Em primeiro lugar, que se diga que as criptomoedas inauguraram uma realidade completamente distinta a um mundo que pretende sistemas de regulação relativamente rígidos. Semelhante controle, aliás, mostra-se em desenvolvimento nas últimas décadas com escopos também penais, quer em termos de controle corrupcional, quer em termos de controle de lavagem de dinheiro. Mas não só. Na perspectiva de limitação de trânsito de dinheiros escusos, toda a sorte de títulos ao portador, bem como contas em países estrangeiros passaram ser melhor controladas. Tudo, no entanto, cai por terra, ao menos em parte, com o advento das criptomoedas.

As criptomoedas mostram-se, conceitualmente, como uma dimensão própria, um sistema monetário distinto do oficial [1], e sem necessárias vinculações ao mesmo. Seriam, portanto, e em tese, um típico palco ideal para comércio paralelo, em especial se for constatado, desde logo, um choque não adequado de um mundo tipicamente regulado  como o financeiro  e um mundo fundamentalmente não controlado  como o universo cripto.

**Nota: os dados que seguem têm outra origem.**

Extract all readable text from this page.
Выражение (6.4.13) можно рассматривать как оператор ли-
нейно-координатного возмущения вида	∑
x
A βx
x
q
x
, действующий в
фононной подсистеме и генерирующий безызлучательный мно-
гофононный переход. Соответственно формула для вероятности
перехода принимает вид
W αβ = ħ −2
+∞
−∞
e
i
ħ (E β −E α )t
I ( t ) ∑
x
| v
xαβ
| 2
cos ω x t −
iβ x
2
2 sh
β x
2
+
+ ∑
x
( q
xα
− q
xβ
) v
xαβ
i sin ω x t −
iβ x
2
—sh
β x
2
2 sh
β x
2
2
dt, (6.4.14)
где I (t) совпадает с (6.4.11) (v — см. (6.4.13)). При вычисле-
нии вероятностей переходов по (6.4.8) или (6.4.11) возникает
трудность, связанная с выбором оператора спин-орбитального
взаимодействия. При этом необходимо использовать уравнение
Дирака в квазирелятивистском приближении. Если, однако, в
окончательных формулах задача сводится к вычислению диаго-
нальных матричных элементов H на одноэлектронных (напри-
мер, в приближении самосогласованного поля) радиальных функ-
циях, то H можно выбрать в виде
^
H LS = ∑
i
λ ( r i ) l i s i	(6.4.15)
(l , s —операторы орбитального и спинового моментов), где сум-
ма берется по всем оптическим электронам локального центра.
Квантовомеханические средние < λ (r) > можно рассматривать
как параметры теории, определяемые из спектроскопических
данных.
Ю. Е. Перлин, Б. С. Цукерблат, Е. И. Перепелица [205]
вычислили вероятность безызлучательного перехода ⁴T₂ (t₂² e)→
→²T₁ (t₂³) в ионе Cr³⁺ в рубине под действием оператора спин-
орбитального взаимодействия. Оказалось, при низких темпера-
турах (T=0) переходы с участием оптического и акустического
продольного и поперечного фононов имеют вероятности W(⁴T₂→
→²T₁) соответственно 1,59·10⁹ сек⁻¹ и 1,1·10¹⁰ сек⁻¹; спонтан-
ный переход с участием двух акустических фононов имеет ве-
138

A esse respeito, já se disse, em outro momento, que "toda a sorte de novas medidas preventivas e de controle ou teria enorme dificuldade de prova, dado justamente o anonimato em questão, ou poderia ser inefetiva, uma vez que em outros tantos países se tolera, com tranquilidade, o anonimato. Um futuro controle de compras de criptomoedas com cartões de crédito sem maiores reflexões poderia dificultar, em certa medida, a questão, mas, por outro lado, poderia fazer surgir uma nova versão de doleiros, algo como um criptomoedeiro. Poderia, ainda, suscitar quaisquer outras formas de aquisição clandestina de moedas virtuais" [2]. Por certo, não seria esse o objetivo ideal da formatação de controle externo, qual seja, a criação de um sistema paralelo de vulneração do próprio controle [3].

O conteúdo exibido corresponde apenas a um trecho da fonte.